I’m in mourning. The news of Nora Ephron’s death has me quite sad. I thought about her all day yesterday and she appeared in some of my dreams last night. I poured over her obituary in the New York Times, reading every word. It began on the front page and continued for a full page inside. Quite a statement for the Times and for Nora. I feel I can call her Nora rather than Ms. Ephron for she has been in our living room for years. Also on my bedside stand. And at our dining room table as my husband and I have quoted her dialogue knowing exactly which work it came from.
Nora’s sister Hallie is a dear colleague of mine. Hallie’s writing is wonderful. The entire family, beginning with their parents, are an incredible writing enclave. I am so impressed. And, a tad envious.
But why? What makes someone like Nora, her sisters and her parents so good at what they have done?
I’ve been thinking about this for Nora’s death caused me to pause. Why would it really matter? I never met her. Hallie sometimes jokes that she has met her. Yet that has nothing to do with me. Why am I sad?
I think the answer is exactly what we, each of us as writers tries to do. Touch.
We pick words that describe, tell, teach, share, embellish, color, and touch. We try to make our imaginary world alive to someone who has decided to join us. We try to suspend the distance between holding a book and being in the book. Engagement.
Nora did that brilliantly. In her writing we laugh (Crazy Salad or I Hate My Neck- for example), and we relate- well the women of the group do, I’m not sure about the men.
There are iconic scenes in her movies. Meg Ryan pounding the table as she shows how a woman could fake an orgasm in When Harry Met Sally (1989, folks!!) lives on as one of the best scenes ever. Granted it goes to Rob Reiner’s mother, but nevertheless, Nora had her fingerprints all over it.
What does all this mean? Why is it important?
I think I have the answer. It’s what each of us attempt to do and she pulled it off.

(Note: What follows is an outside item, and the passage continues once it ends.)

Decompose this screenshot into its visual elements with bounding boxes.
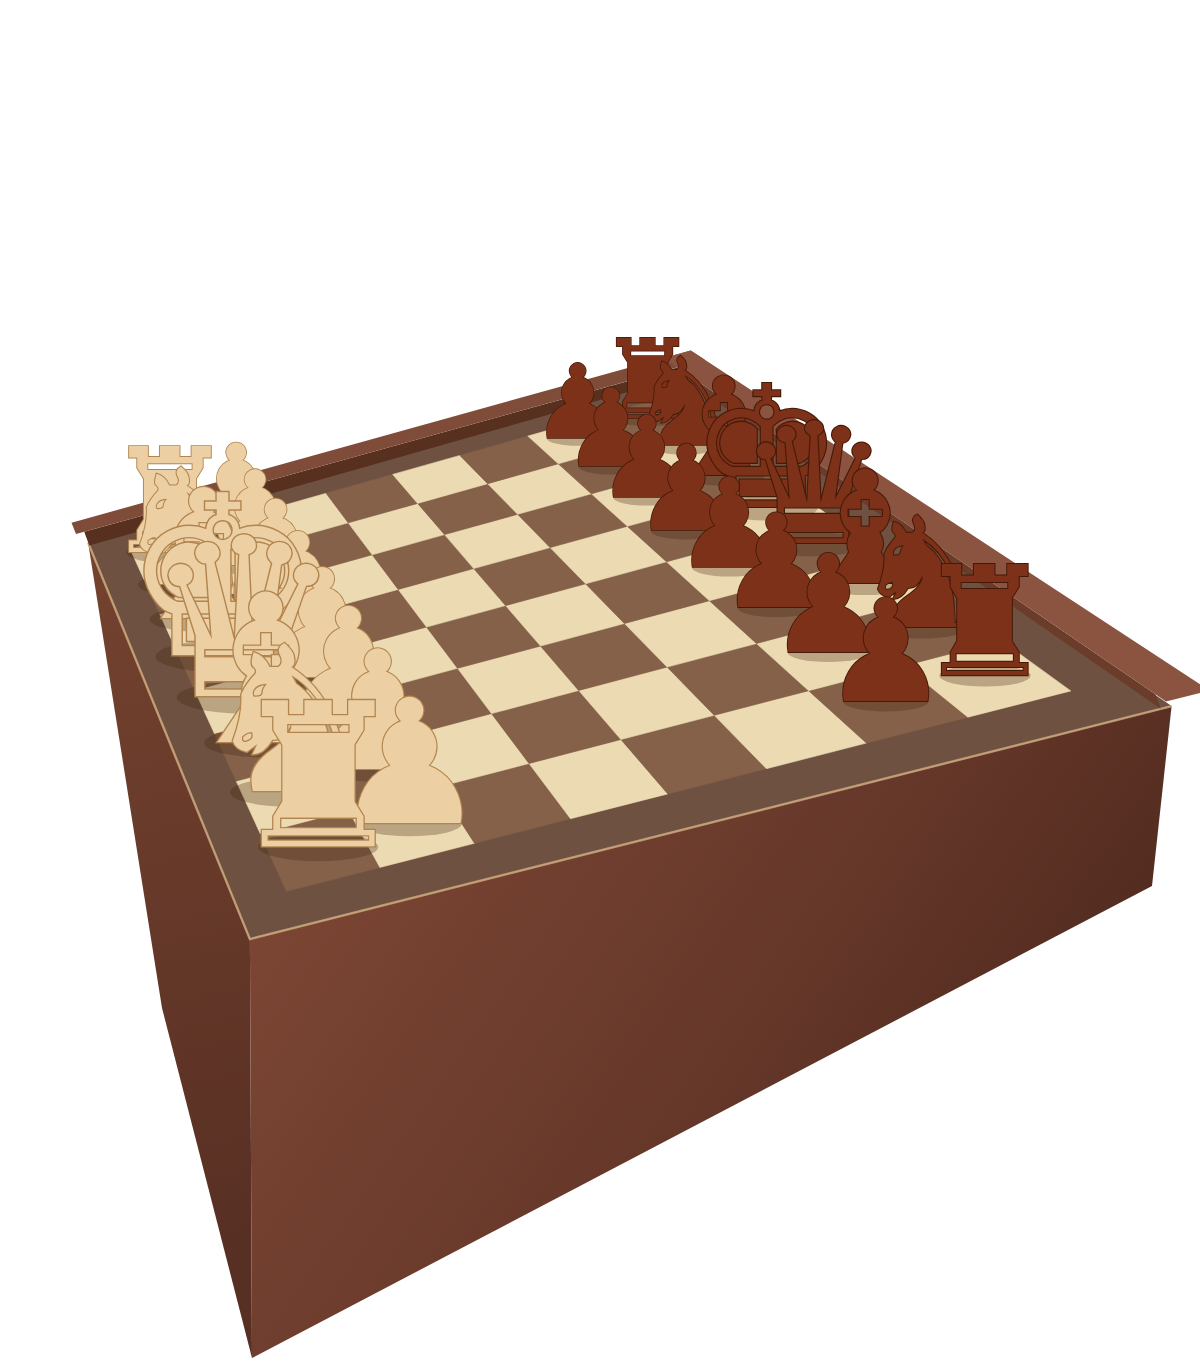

She was real. We could relate to each of her essays, movies and books. She somehow took the words we use every day, took the images that reflected our own lives, and moved us to a level that made us laugh and sigh. Why? Because we could “be” there. We understood the story. We could relate and suspend our personal moment. We could smile with an understanding, laugh with appreciation, and nod with a little bit of “been there.”
Nora, we’ll miss you. And, we’ll try as best we can to learn from you.